Both doses were well tolerated, the company said: infusion reactions were seen in two placebo patients and two of those on REGN-COV2.
More than 2,000 people have been enrolled in studies of REGN-COV2 in different settings, including among hospitalized COVID-19 patients, and no unexpected side effects have been reported by an independent data monitoring committee.
Regeneron now aims to confirm the apparent benefits it reported Tuesday in a second study cohort that's already enrolled.
Yancopoulos indicated data from that group, if they confirm the initial findings, would be enough to support a full drug approval. The company says it's discussing whether the current data could allow for earlier use, such as through an emergency use authorization.
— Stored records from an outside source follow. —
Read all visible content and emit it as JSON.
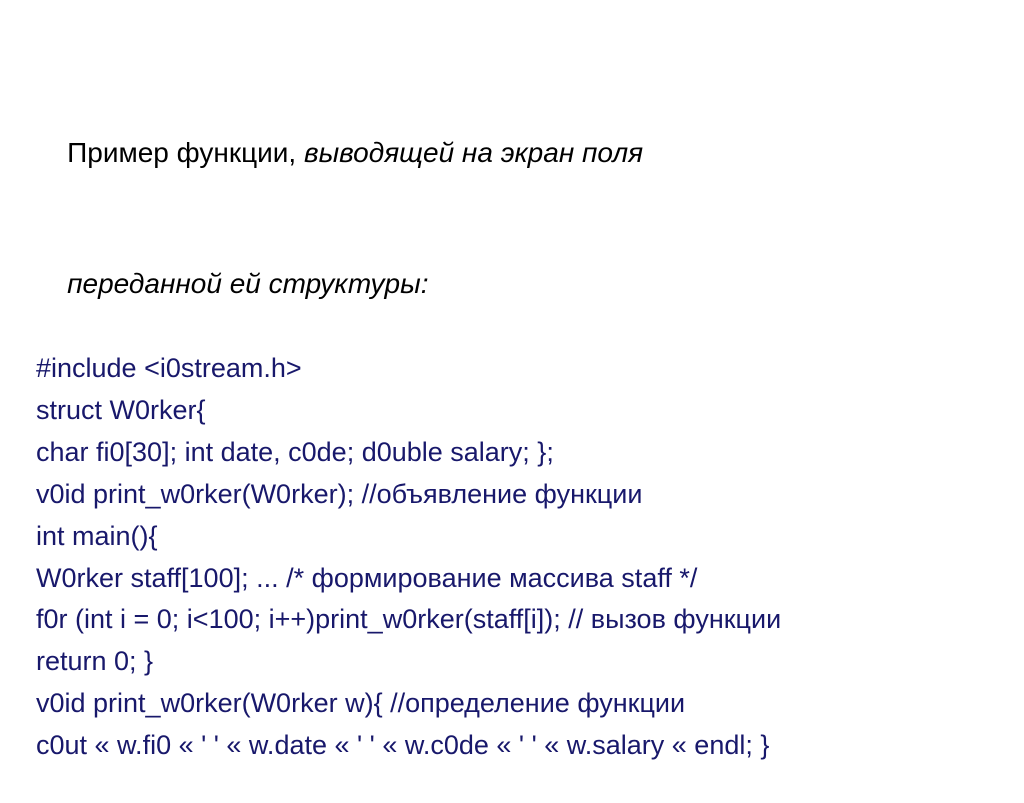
{
  "heading": {
    "plain": "Пример функции, ",
    "italic_line1": "выводящей на экран поля",
    "italic_line2": "переданной ей структуры:"
  },
  "code": {
    "l1": "#include <i0stream.h>",
    "l2": "struct W0rker{",
    "l3": "char fi0[30]; int date, c0de; d0uble salary; };",
    "l4": "v0id print_w0rker(W0rker); //объявление функции",
    "l5": "int main(){",
    "l6": "W0rker staff[100]; ... /* формирование массива staff */",
    "l7": "f0r (int i = 0; i<100; i++)print_w0rker(staff[i]); // вызов функции",
    "l8": "return 0; }",
    "l9": "v0id print_w0rker(W0rker w){ //определение функции",
    "l10": "c0ut « w.fi0 « ' ' « w.date « ' ' « w.c0de « ' ' « w.salary « endl; }"
  }
}
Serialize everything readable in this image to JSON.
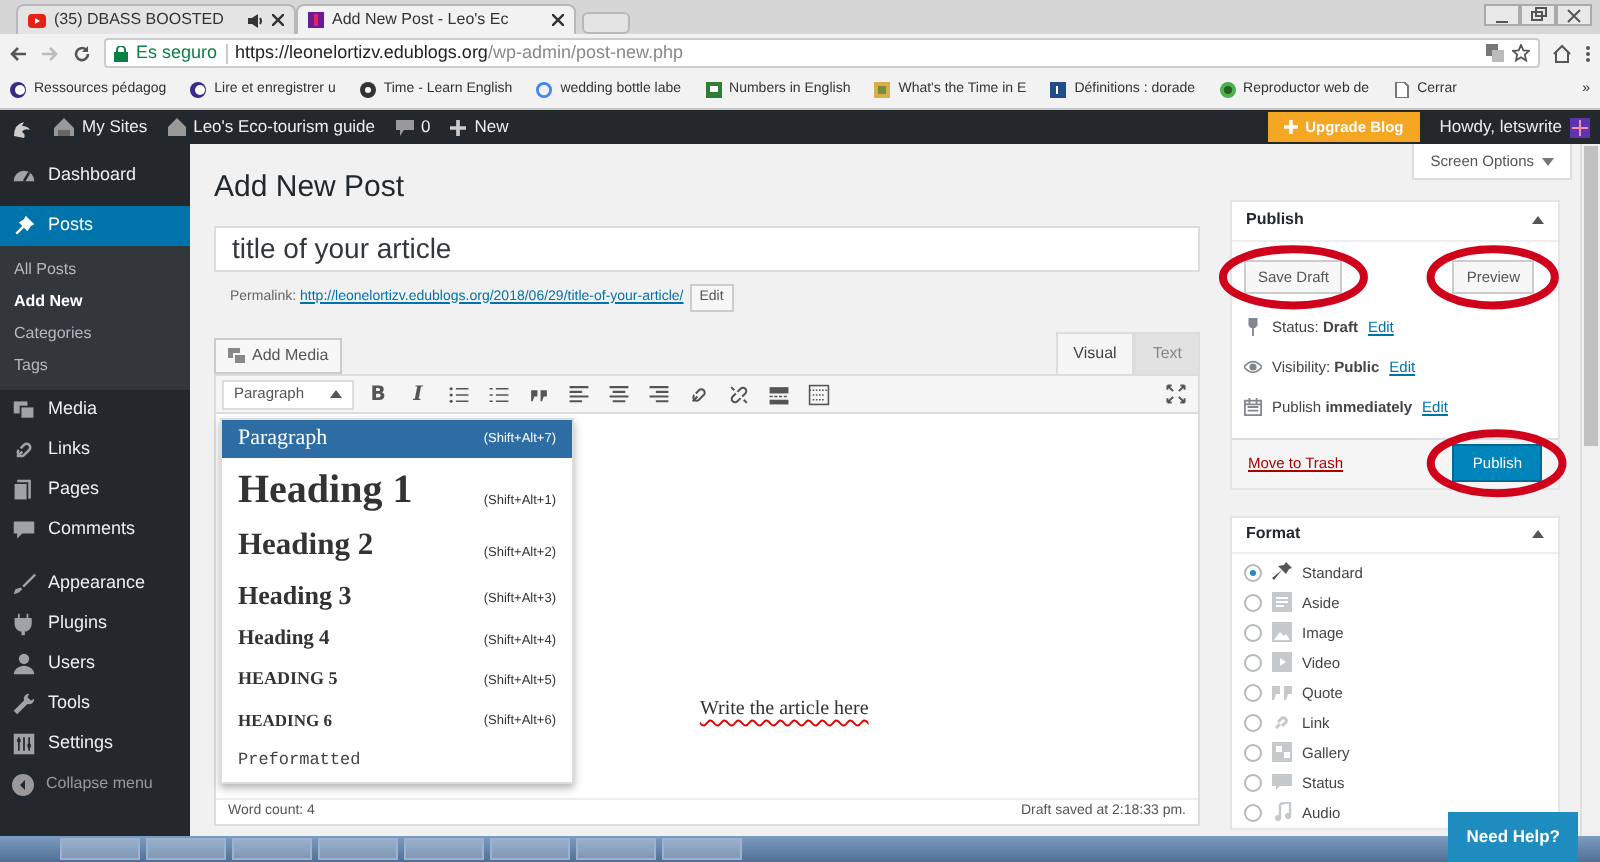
{
  "browser": {
    "tabs": [
      {
        "title": "(35) DBASS BOOSTED",
        "selected": false
      },
      {
        "title": "Add New Post - Leo's Ec",
        "selected": true
      }
    ],
    "secure_label": "Es seguro",
    "url_host": "https://leonelortizv.edublogs.org",
    "url_path": "/wp-admin/post-new.php",
    "bookmarks": [
      "Ressources pédagog",
      "Lire et enregistrer u",
      "Time - Learn English",
      "wedding bottle labe",
      "Numbers in English",
      "What's the Time in E",
      "Définitions : dorade",
      "Reproductor web de",
      "Cerrar"
    ],
    "bookmarks_more": "»"
  },
  "admin_bar": {
    "my_sites": "My Sites",
    "site_name": "Leo's Eco-tourism guide",
    "comment_count": "0",
    "new_label": "New",
    "upgrade_label": "Upgrade Blog",
    "greeting": "Howdy, letswrite"
  },
  "sidebar": {
    "items": [
      {
        "label": "Dashboard",
        "selected": false
      },
      {
        "label": "Posts",
        "selected": true,
        "children": [
          {
            "label": "All Posts",
            "selected": false
          },
          {
            "label": "Add New",
            "selected": true
          },
          {
            "label": "Categories",
            "selected": false
          },
          {
            "label": "Tags",
            "selected": false
          }
        ]
      },
      {
        "label": "Media",
        "selected": false
      },
      {
        "label": "Links",
        "selected": false
      },
      {
        "label": "Pages",
        "selected": false
      },
      {
        "label": "Comments",
        "selected": false
      },
      {
        "label": "Appearance",
        "selected": false
      },
      {
        "label": "Plugins",
        "selected": false
      },
      {
        "label": "Users",
        "selected": false
      },
      {
        "label": "Tools",
        "selected": false
      },
      {
        "label": "Settings",
        "selected": false
      }
    ],
    "collapse_label": "Collapse menu"
  },
  "page": {
    "screen_options": "Screen Options",
    "heading": "Add New Post"
  },
  "editor": {
    "title_value": "title of your article",
    "permalink_label": "Permalink:",
    "permalink_url": "http://leonelortizv.edublogs.org/2018/06/29/title-of-your-article/",
    "permalink_edit": "Edit",
    "add_media": "Add Media",
    "mode_tabs": [
      {
        "label": "Visual",
        "selected": true
      },
      {
        "label": "Text",
        "selected": false
      }
    ],
    "format_select": "Paragraph",
    "bold_button": "B",
    "italic_button": "I",
    "format_menu": {
      "expanded": true,
      "items": [
        {
          "kind": "p",
          "label": "Paragraph",
          "shortcut": "(Shift+Alt+7)",
          "selected": true
        },
        {
          "kind": "h1",
          "label": "Heading 1",
          "shortcut": "(Shift+Alt+1)",
          "selected": false
        },
        {
          "kind": "h2",
          "label": "Heading 2",
          "shortcut": "(Shift+Alt+2)",
          "selected": false
        },
        {
          "kind": "h3",
          "label": "Heading 3",
          "shortcut": "(Shift+Alt+3)",
          "selected": false
        },
        {
          "kind": "h4",
          "label": "Heading 4",
          "shortcut": "(Shift+Alt+4)",
          "selected": false
        },
        {
          "kind": "h5",
          "label": "HEADING 5",
          "shortcut": "(Shift+Alt+5)",
          "selected": false
        },
        {
          "kind": "h6",
          "label": "HEADING 6",
          "shortcut": "(Shift+Alt+6)",
          "selected": false
        },
        {
          "kind": "pre",
          "label": "Preformatted",
          "selected": false
        }
      ]
    },
    "body_text": "Write the article here",
    "misspelled": true,
    "word_count": "Word count: 4",
    "autosave": "Draft saved at 2:18:33 pm."
  },
  "publish": {
    "title": "Publish",
    "save_draft": {
      "label": "Save Draft",
      "circled": true
    },
    "preview": {
      "label": "Preview",
      "circled": true
    },
    "rows": [
      {
        "text": "Status: **Draft**",
        "link": "Edit"
      },
      {
        "text": "Visibility: **Public**",
        "link": "Edit"
      },
      {
        "text": "Publish **immediately**",
        "link": "Edit"
      }
    ],
    "trash": "Move to Trash",
    "publish_button": {
      "label": "Publish",
      "circled": true
    }
  },
  "format": {
    "title": "Format",
    "options": [
      {
        "label": "Standard",
        "selected": true
      },
      {
        "label": "Aside",
        "selected": false
      },
      {
        "label": "Image",
        "selected": false
      },
      {
        "label": "Video",
        "selected": false
      },
      {
        "label": "Quote",
        "selected": false
      },
      {
        "label": "Link",
        "selected": false
      },
      {
        "label": "Gallery",
        "selected": false
      },
      {
        "label": "Status",
        "selected": false
      },
      {
        "label": "Audio",
        "selected": false
      }
    ]
  },
  "help_button": "Need Help?"
}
Porges predicted regulators are likely to push Regeneron for an early look at the study in hospitalized patients before clearing REGN-COV2 for use. If the data are "trending in the same direction" as the results seen in mild patients, "then an EUA would seem to be justified," he wrote.
With Tuesday's data, Regeneron follows Eli Lilly, which earlier this month reported promising, but limited data on a coronavirus antibody drug it developed with Canadian biotech AbCellera. Vir Biotechnology, AbbVie and AstraZeneca are also developing antibody drugs for SARS-CoV-2.
Regeneron has enough manufacturing capacity to make about 300,000 doses of REGN-COV2 this year, much of which has already been paid for through a $450 million contract with the U.S. government. A recent alliance with Roche should help enable the company to produce millions of doses next year.
Editor's note: This story has been updated to include analyst commentary and additional details on manufacturing.